Part III: Searching for Balance questions how we can create more awareness for our planet’s plight, re-establish a deeper connection to it, and find a balance for living within our planet’s resources. Three texts continue the earth’s plea that ended the previous section: Lord Byron’s Darkness speaks of a natural disaster (a volcano) that has blotted out the sun from humanity and the panic that ensues; contemporary poet Esther Iverem’s Earth Screaming gives voice to the modern issues of our changing climate; and William Wordsworth’s The World Is Too Much With Us warns us that we are almost out of time to change our course.

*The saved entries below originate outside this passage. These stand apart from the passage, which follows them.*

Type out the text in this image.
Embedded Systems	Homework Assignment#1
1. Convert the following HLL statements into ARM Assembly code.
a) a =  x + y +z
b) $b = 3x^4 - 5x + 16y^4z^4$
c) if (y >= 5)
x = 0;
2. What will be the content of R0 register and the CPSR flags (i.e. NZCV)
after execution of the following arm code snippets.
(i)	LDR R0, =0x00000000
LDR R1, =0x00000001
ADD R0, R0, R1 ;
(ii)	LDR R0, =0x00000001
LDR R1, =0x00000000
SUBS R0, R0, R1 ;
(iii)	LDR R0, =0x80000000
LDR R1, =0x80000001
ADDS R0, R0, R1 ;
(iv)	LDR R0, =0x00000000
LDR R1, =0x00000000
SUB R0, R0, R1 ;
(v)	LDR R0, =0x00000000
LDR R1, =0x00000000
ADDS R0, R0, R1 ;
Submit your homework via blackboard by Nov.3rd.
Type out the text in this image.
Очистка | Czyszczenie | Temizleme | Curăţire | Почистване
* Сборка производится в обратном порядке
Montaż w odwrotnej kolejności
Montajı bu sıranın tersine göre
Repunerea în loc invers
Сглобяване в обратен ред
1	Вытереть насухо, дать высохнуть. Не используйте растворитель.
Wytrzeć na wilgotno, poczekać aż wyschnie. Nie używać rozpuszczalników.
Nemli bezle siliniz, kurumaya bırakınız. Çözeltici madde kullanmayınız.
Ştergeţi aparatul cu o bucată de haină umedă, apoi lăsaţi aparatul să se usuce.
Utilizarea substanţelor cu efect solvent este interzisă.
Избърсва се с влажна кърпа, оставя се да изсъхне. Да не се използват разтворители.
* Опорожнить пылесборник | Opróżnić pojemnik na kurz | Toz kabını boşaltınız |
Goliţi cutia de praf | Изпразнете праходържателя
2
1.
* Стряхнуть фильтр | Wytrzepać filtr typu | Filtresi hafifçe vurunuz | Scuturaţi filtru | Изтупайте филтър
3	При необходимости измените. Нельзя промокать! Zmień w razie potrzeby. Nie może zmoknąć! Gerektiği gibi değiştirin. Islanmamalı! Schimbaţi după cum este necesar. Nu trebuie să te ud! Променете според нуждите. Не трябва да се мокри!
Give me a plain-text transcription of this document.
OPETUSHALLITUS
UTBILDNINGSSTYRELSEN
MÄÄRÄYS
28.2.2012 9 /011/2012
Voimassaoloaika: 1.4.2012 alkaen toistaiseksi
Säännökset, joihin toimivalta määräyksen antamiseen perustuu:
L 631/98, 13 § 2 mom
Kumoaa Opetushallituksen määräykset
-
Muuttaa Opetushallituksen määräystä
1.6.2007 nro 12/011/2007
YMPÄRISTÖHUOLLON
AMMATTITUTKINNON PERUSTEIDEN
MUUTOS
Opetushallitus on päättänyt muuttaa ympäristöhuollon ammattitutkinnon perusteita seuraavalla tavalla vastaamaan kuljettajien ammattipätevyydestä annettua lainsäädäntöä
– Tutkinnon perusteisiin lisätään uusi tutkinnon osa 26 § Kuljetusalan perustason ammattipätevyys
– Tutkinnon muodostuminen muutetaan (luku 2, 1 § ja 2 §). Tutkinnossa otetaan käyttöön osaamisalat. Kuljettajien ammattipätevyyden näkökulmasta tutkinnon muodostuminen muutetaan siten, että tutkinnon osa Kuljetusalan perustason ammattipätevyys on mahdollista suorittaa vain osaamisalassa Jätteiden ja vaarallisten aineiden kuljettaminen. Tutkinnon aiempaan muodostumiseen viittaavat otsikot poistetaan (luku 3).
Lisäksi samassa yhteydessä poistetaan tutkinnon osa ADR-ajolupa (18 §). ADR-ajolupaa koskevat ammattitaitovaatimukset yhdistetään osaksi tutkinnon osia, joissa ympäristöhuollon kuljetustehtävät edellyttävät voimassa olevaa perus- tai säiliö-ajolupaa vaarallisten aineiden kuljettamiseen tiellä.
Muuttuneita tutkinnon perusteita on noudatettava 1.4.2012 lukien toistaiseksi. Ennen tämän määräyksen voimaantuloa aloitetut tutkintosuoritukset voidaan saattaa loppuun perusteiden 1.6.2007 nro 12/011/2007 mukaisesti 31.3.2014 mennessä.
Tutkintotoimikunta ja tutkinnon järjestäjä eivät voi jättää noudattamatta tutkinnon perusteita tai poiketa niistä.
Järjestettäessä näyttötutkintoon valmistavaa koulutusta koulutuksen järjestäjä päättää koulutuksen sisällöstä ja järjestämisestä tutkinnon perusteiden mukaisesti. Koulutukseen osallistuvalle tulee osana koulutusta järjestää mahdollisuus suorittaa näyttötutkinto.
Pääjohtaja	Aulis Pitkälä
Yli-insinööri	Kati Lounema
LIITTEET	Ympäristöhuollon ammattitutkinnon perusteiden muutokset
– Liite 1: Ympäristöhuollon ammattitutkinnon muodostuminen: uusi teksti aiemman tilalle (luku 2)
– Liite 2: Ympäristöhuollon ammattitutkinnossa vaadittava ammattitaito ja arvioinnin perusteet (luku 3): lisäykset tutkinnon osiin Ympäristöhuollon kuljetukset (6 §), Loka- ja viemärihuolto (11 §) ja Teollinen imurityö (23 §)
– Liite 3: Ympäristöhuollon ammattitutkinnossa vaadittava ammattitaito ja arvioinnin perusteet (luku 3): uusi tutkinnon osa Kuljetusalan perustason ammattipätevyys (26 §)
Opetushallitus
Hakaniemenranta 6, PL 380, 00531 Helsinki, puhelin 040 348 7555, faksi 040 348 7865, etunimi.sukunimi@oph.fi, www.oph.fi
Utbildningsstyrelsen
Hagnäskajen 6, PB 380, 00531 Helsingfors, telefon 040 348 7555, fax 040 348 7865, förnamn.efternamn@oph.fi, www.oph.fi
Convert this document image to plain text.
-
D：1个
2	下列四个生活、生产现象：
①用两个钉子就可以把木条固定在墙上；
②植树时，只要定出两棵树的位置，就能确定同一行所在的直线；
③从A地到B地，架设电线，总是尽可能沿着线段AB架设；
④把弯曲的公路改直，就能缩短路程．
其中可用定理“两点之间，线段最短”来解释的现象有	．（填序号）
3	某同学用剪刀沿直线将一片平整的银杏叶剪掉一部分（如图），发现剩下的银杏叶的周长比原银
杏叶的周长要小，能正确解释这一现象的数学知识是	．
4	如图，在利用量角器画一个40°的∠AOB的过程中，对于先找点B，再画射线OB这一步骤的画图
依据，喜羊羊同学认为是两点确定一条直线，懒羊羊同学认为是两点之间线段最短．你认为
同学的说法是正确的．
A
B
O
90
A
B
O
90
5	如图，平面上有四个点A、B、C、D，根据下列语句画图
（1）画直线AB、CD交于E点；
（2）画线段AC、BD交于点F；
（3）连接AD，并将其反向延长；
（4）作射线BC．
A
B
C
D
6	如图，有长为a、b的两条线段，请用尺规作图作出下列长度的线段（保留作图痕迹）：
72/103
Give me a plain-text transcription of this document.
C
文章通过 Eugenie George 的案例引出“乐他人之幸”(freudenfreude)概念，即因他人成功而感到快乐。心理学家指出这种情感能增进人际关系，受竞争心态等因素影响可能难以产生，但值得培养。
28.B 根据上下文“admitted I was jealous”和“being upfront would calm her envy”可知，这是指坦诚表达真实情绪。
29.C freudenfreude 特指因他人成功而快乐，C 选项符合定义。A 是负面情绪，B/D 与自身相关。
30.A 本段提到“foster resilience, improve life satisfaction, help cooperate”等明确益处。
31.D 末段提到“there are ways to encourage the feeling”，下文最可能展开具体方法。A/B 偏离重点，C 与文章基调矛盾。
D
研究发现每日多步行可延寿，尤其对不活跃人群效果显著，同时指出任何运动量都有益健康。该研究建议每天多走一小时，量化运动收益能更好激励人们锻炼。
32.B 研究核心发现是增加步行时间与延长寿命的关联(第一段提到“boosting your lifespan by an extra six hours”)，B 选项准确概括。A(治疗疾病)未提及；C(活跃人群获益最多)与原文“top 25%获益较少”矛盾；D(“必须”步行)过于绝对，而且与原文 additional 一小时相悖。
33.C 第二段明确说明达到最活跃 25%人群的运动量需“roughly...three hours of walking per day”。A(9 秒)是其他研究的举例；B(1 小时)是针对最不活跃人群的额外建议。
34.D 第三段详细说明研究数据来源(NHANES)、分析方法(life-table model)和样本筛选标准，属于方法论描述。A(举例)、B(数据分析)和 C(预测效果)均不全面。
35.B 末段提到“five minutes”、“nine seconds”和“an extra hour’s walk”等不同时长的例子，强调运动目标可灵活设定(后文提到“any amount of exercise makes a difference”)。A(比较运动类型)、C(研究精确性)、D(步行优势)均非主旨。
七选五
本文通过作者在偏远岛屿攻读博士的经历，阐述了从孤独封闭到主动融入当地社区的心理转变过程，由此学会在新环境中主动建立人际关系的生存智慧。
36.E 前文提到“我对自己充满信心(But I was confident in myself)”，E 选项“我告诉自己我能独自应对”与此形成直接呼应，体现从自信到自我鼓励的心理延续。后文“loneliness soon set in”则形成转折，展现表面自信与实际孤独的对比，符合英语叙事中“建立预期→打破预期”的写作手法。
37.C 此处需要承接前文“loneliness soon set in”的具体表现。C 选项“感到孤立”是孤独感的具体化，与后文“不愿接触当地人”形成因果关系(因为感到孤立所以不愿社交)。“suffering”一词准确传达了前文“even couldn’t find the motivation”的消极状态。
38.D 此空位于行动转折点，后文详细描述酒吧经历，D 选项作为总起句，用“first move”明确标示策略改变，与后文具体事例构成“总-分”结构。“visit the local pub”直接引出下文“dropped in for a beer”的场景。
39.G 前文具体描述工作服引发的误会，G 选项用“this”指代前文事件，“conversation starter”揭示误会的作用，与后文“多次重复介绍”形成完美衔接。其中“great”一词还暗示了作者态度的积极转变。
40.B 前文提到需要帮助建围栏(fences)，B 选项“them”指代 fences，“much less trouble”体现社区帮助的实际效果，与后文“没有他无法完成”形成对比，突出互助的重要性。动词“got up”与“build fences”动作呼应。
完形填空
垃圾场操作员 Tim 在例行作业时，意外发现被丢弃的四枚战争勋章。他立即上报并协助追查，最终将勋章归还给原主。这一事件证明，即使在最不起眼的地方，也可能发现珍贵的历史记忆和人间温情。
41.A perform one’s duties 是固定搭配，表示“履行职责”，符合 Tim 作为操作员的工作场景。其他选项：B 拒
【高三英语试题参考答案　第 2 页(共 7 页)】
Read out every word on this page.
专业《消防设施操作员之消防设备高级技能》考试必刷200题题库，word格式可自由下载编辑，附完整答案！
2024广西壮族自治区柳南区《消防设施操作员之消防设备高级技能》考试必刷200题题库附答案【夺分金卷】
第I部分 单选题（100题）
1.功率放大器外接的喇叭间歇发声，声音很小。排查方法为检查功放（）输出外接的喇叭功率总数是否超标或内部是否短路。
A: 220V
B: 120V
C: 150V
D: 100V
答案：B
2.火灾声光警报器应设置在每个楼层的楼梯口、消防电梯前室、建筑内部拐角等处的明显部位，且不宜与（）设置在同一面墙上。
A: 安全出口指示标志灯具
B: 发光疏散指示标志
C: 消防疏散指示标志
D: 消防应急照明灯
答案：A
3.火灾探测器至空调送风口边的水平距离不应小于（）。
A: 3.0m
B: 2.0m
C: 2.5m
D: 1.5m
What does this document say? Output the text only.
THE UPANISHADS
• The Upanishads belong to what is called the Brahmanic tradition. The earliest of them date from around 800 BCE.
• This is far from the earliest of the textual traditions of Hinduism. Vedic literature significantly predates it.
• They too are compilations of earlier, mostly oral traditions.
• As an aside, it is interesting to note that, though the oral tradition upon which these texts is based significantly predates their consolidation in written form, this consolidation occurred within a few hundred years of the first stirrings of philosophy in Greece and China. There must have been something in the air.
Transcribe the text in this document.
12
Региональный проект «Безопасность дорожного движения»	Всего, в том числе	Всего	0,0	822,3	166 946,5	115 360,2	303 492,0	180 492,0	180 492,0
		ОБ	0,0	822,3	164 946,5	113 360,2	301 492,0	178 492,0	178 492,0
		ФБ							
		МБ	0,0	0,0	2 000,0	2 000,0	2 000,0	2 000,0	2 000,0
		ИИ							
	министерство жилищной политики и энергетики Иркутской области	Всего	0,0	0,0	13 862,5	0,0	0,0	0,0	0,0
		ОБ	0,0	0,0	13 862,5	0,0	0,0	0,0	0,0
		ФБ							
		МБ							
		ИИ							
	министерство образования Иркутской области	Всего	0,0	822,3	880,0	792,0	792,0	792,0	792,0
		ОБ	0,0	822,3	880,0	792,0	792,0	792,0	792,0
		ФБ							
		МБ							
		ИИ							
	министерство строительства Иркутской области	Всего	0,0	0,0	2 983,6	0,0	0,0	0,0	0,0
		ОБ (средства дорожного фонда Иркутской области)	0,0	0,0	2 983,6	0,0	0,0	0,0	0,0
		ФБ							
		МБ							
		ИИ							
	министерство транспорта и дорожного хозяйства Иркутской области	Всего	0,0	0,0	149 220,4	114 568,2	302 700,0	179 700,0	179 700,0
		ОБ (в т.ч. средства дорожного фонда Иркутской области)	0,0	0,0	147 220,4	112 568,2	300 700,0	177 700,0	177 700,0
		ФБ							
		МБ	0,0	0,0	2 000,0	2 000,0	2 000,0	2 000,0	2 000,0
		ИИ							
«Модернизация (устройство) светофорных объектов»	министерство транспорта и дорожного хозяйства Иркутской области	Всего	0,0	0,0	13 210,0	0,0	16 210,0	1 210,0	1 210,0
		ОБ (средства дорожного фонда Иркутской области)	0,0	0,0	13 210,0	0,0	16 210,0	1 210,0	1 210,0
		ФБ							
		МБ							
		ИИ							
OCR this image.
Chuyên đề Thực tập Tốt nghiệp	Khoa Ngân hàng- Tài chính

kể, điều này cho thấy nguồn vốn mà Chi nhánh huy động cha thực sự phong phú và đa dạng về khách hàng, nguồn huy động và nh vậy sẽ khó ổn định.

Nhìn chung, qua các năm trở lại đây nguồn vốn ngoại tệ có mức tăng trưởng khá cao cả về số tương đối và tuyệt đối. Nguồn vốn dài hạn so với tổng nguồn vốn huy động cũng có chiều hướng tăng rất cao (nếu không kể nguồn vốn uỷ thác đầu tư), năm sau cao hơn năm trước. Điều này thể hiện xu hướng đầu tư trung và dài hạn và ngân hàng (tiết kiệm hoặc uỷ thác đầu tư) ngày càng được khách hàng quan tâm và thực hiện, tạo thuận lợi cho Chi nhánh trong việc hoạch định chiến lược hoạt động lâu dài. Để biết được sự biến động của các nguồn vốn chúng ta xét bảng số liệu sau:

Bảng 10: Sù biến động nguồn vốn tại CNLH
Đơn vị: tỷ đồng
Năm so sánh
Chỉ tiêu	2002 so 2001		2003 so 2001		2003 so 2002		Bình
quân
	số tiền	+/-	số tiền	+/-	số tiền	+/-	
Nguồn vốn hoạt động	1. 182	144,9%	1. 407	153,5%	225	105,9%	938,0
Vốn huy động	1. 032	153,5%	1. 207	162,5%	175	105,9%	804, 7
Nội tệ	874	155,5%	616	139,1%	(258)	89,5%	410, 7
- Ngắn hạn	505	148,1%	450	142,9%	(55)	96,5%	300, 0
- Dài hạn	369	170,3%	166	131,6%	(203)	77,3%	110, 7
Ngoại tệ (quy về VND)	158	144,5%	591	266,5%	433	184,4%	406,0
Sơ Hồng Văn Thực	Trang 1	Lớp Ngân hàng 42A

Contemporary/agrarian poet Wendell Berry’s The Want of Peace speaks to us at the climax of the oratorio, reminding us that we can find harmony with the planet if we choose to live more simply, and to recall that we ourselves came from the earth. Two Walt Whitman texts (A Child said, What is the grass? and There was a child went forth every day) echo Berry’s thoughts, reminding us that we are of the earth, as is everything that we see on our planet. The oratorio concludes with a reprise of Whitman’s A Blade of Grass from Part I, this time interspersed with an additional Whitman text that sublimely states, “I bequeath myself to the dirt to grow from the grass I love…”
My hope in writing this oratorio is to invite audience members to consider how we interact with our planet, and what we can each personally do to keep the planet going for future generations. We are the only stewards Earth has; what can we each do to leave her in better shape than we found her?
Terra Nostra was commissioned by the San Francisco Choral Society and the Piedmont East Bay Children’s Choir. These groups premiered the piece under the baton of Maestro Robert Geary in November 2015.